Ezri shook her head. “I don’t think he’s here. I’m not reading any symbiont life signs on this floor. Other than our own, I mean.”
“That weak humanoid life sign you picked up might belong to the one we just hit,” Cyl said, frowning and nodding.
“He may not have taken a direct hit,” Bashir said. He still wasn’t happy about Cyl’s insistence that they shoot to kill. And despite the horrible death the infiltrators had just inflicted on the security guard, he still hoped their adversaries wouldn’t have to die unnecessarily.

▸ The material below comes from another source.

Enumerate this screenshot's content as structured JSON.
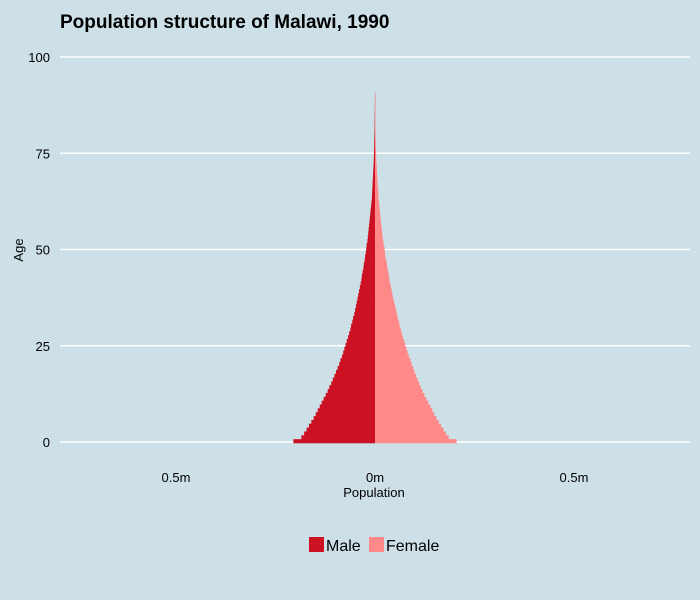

Cyl gestured westward with his phaser. “Dax, Doctor, come with me. And stay sharp.”
The team split up. Cyl, Dax, and Bashir moved cautiously down the wide corridor, hugging the walls and pausing to take cover behind alternating rows of support columns and large potted plants. Eventually, they reached a three-way junction, where the body of one of the impostor guards lay.
Crouching beside him, Bashir noted that he was dead—and that the phaser clutched in his hand was still warm from recent use. “No life signs here, weak or otherwise.” He looked up at Ezri.
She consulted her scanner again. “My plisagraph is still picking up three Trill humanoid life signs, but that’s all. One of the others must be hurt. They’re down that way.”
Even as Ezri pointed toward a windowless, unlit segment of corridor, the plisagraph in her hand exploded in a shower of sparks as a phaser blast hit it. She let out a cry and spun into the wall, then crumpled to the tile floor.
Cyl hit the ground instantly, returning fire. Using the dead attacker as a shield, he sent a volley of blasts down the darkened corridor, briefly illuminating it as brightly as the noontime sky.